NEW YORK (AP) -This was how Yankees fans liked to see David Ortiz - with a pen in hand, rather than a bat.
Hoping for another big hit, the Boston slugger signed copies of his autobiography Monday at a Manhattan bookstore.
``It's surprising,'' said Ortiz, hitting .297 with seven home runs and 22 RBIs. ``You sign a book in New York and you don't know what to expect, but everything's been pretty cool.''
``People show their respect and like the way I do my thing out there,'' he said.
Hundreds of fans, many wearing Red Sox paraphernalia and some sporting Yankees gear, waited over an hour for Ortiz to sign his book, ``Big Papi.''
Ortiz shook hands, posed for pictures and was all smiles while decked out in diamond earrings, a gold chain and a diamond-encrusted watch.
Ortiz has a penchant for getting key hits against New York, and he homered Sunday as the Red Sox won 7-4 at Yankee Stadium. Boston is 5-1 against the Yankees this season and leads them by 6 1/2 games in the AL East.
The Red Sox were idle Monday and play Oakland on Tuesday night at Fenway Park.
The Yankees and their $195 million payroll are in last place at 9-14, losing eight of their last 10. New York plays at Texas on Tuesday night.
``Everybody asked the same question, but we play a lot of games throughout the year,'' Ortiz said. ``We're playing well right now and you don't know what's going to happen at the end but we're going to try to keep on doing it.
``Every year (the Yankees) have a tough time putting it together in the beginning but they find a way to put things together later on in the season,'' he said. ``Hopefully not.''
Ortiz said he thought it would likely still come down to the Yankees and Red Sox at the end of the year.
``That's what everybody would like to see,'' the designated hitter said.
Ortiz writes of a comeback of his own in the book, growing up poor in the Dominican Republic and signing with Seattle.
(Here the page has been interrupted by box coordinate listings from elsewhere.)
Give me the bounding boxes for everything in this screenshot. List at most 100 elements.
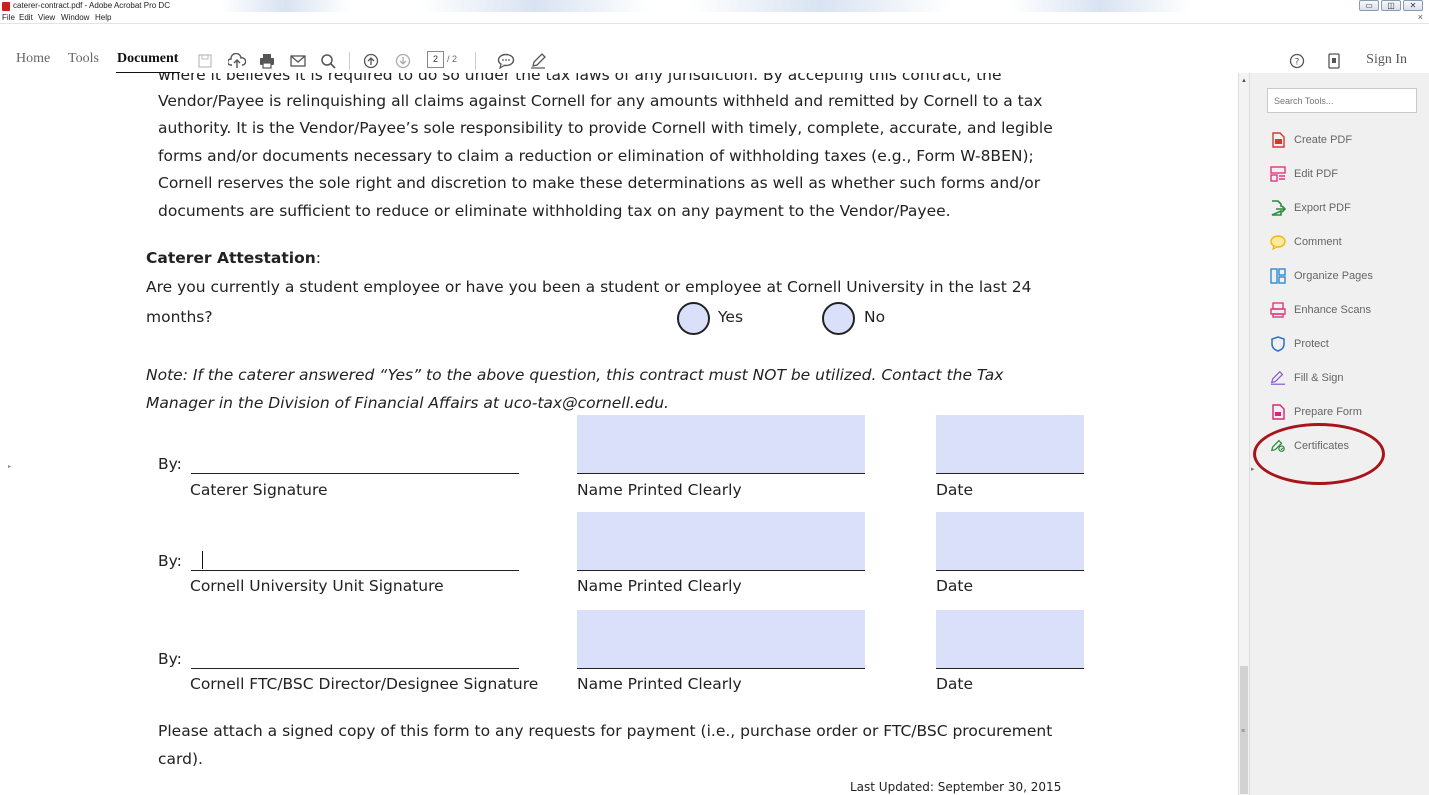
email-icon[interactable] — [289, 52, 307, 70]
date-field[interactable] — [936, 610, 1084, 668]
toolbar: Home Tools Document 2 / 2 ? Sign In — [0, 23, 1429, 74]
search-icon[interactable] — [319, 52, 337, 70]
tool-label: Create PDF — [1294, 134, 1353, 146]
no-label: No — [864, 308, 886, 326]
date-line — [936, 668, 1084, 669]
menu-edit[interactable]: Edit — [19, 12, 33, 23]
tab-tools[interactable]: Tools — [68, 51, 99, 67]
scrollbar-grip-icon: ≡ — [1241, 728, 1246, 735]
name-line — [577, 668, 865, 669]
document-viewer[interactable]: where it believes it is required to do s… — [0, 73, 1238, 795]
tool-label: Enhance Scans — [1294, 304, 1372, 316]
certificates-highlight-ring — [1253, 423, 1385, 485]
minimize-button[interactable]: ▭ — [1359, 0, 1379, 11]
page-up-icon[interactable] — [362, 52, 380, 70]
tool-label: Organize Pages — [1294, 270, 1373, 282]
tool-organize-pages[interactable]: Organize Pages — [1270, 266, 1373, 286]
note-line: Manager in the Division of Financial Aff… — [146, 394, 669, 412]
name-printed-field[interactable] — [577, 415, 865, 473]
tool-export-pdf[interactable]: Export PDF — [1270, 198, 1351, 218]
signature-label: Cornell FTC/BSC Director/Designee Signat… — [190, 675, 539, 693]
menu-help[interactable]: Help — [95, 12, 111, 23]
last-updated: Last Updated: September 30, 2015 — [850, 780, 1062, 794]
create-pdf-icon — [1270, 132, 1286, 148]
text-cursor — [202, 551, 203, 569]
vertical-scrollbar[interactable]: ▲ ≡ — [1238, 73, 1249, 795]
prepare-form-icon — [1270, 404, 1286, 420]
yes-label: Yes — [718, 308, 744, 326]
tools-pane-toggle[interactable]: ▸ — [1251, 465, 1255, 473]
enhance-scans-icon — [1270, 302, 1286, 318]
cutoff-line: where it believes it is required to do s… — [158, 73, 1002, 84]
edit-pdf-icon — [1270, 166, 1286, 182]
question-line: months? — [146, 308, 213, 326]
pen-icon[interactable] — [529, 52, 547, 70]
date-label: Date — [936, 577, 974, 595]
menu-file[interactable]: File — [2, 12, 15, 23]
scroll-up-arrow[interactable]: ▲ — [1241, 78, 1247, 84]
protect-icon — [1270, 336, 1286, 352]
toolbar-divider — [349, 52, 350, 70]
attestation-colon: : — [315, 249, 322, 267]
organize-pages-icon — [1270, 268, 1286, 284]
acrobat-app-icon — [2, 2, 10, 11]
tool-edit-pdf[interactable]: Edit PDF — [1270, 164, 1338, 184]
close-window-button[interactable]: ✕ — [1403, 0, 1423, 11]
tool-create-pdf[interactable]: Create PDF — [1270, 130, 1352, 150]
name-label: Name Printed Clearly — [577, 577, 742, 595]
tool-prepare-form[interactable]: Prepare Form — [1270, 402, 1362, 422]
name-label: Name Printed Clearly — [577, 481, 742, 499]
window-title: caterer-contract.pdf - Adobe Acrobat Pro… — [13, 1, 170, 10]
close-document-button[interactable]: × — [1418, 12, 1423, 23]
tool-label: Edit PDF — [1294, 168, 1339, 180]
comment-icon[interactable] — [497, 52, 515, 70]
name-printed-field[interactable] — [577, 512, 865, 570]
date-label: Date — [936, 481, 974, 499]
signature-line — [191, 570, 519, 571]
page-number-input[interactable]: 2 — [427, 51, 444, 68]
title-glow — [1010, 0, 1190, 12]
tool-fill-sign[interactable]: Fill & Sign — [1270, 368, 1344, 388]
date-field[interactable] — [936, 415, 1084, 473]
help-icon[interactable]: ? — [1288, 52, 1306, 70]
save-icon[interactable] — [196, 52, 214, 70]
page-down-icon[interactable] — [394, 52, 412, 70]
maximize-button[interactable]: ◫ — [1381, 0, 1401, 11]
left-pane-toggle[interactable]: ▸ — [8, 463, 11, 470]
name-line — [577, 473, 865, 474]
upload-icon[interactable] — [228, 52, 246, 70]
search-tools-input[interactable] — [1267, 88, 1417, 113]
mobile-icon[interactable] — [1325, 52, 1343, 70]
tool-enhance-scans[interactable]: Enhance Scans — [1270, 300, 1371, 320]
menu-window[interactable]: Window — [61, 12, 89, 23]
menu-view[interactable]: View — [38, 12, 55, 23]
menu-bar: File Edit View Window Help × — [0, 12, 1429, 23]
paragraph-line: authority. It is the Vendor/Payee’s sole… — [158, 119, 1053, 137]
paragraph-line: Vendor/Payee is relinquishing all claims… — [158, 92, 1043, 110]
tool-label: Comment — [1294, 236, 1342, 248]
export-pdf-icon — [1270, 200, 1286, 216]
name-printed-field[interactable] — [577, 610, 865, 668]
tab-document[interactable]: Document — [117, 51, 178, 67]
by-label: By: — [158, 650, 182, 668]
tool-protect[interactable]: Protect — [1270, 334, 1329, 354]
tool-label: Fill & Sign — [1294, 372, 1344, 384]
tool-label: Prepare Form — [1294, 406, 1362, 418]
signature-line — [191, 668, 519, 669]
paragraph-line: forms and/or documents necessary to clai… — [158, 147, 1034, 165]
footer-line: card). — [158, 750, 203, 768]
sign-in-button[interactable]: Sign In — [1366, 52, 1407, 68]
page-total: / 2 — [447, 54, 458, 64]
date-field[interactable] — [936, 512, 1084, 570]
note-line: Note: If the caterer answered “Yes” to t… — [146, 366, 1004, 384]
yes-radio-button[interactable] — [677, 302, 710, 335]
tab-home[interactable]: Home — [16, 51, 50, 67]
date-line — [936, 473, 1084, 474]
name-label: Name Printed Clearly — [577, 675, 742, 693]
no-radio-button[interactable] — [822, 302, 855, 335]
attestation-heading-text: Caterer Attestation — [146, 249, 316, 267]
signature-line — [191, 473, 519, 474]
name-line — [577, 570, 865, 571]
print-icon[interactable] — [258, 52, 276, 70]
tool-comment[interactable]: Comment — [1270, 232, 1342, 252]
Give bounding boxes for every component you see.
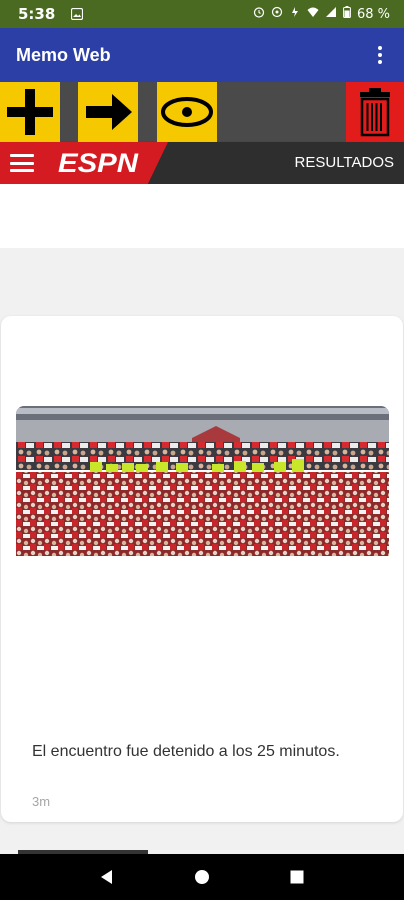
status-time: 5:38 [18,5,56,23]
home-icon[interactable] [191,866,213,888]
image-notification-icon [71,5,84,24]
article-timestamp: 3m [32,794,51,809]
content-banner [0,184,404,248]
article-headline: El encuentro fue detenido a los 25 minut… [32,743,340,760]
add-button[interactable] [0,82,60,142]
trash-icon [360,88,390,137]
alarm-icon [253,6,265,22]
espn-logo[interactable]: ESPN [56,148,140,178]
espn-header: ESPN RESULTADOS [0,142,404,184]
article-image [16,406,389,556]
back-icon[interactable] [96,866,118,888]
status-bar: 5:38 68 % [0,0,404,28]
app-title: Memo Web [16,44,111,65]
memo-toolbar [0,82,404,142]
eye-icon [161,97,213,127]
battery-icon [343,6,351,22]
svg-text:ESPN: ESPN [58,148,139,178]
arrow-right-icon [86,94,132,130]
wifi-icon [307,6,319,22]
go-button[interactable] [78,82,138,142]
more-vert-icon[interactable] [370,43,390,67]
sync-icon [271,6,283,22]
recents-icon[interactable] [286,866,308,888]
navigation-bar [0,854,404,900]
hamburger-menu-icon[interactable] [10,154,34,172]
data-saver-icon [289,6,301,22]
battery-percent: 68 % [356,6,390,22]
signal-icon [325,6,337,22]
results-link[interactable]: RESULTADOS [295,142,394,184]
plus-icon [7,89,53,135]
view-button[interactable] [157,82,217,142]
article-card[interactable]: El encuentro fue detenido a los 25 minut… [1,316,403,822]
app-bar: Memo Web [0,28,404,82]
delete-button[interactable] [346,82,404,142]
He later went to Minnesota, which released him before he came to the Red Sox in 2003. Ortiz will make $12.75 million this season.
``We're talking about a book people love reading,'' Ortiz said. ``People love to get to know about all of us. In my book I talk about my life and tell people that it doesn't matter what you go through, if you keep on fighting you might get to the point where you want to be.
``It doesn't matter how many times they knock you down. It matters how many times you can get up,'' he said.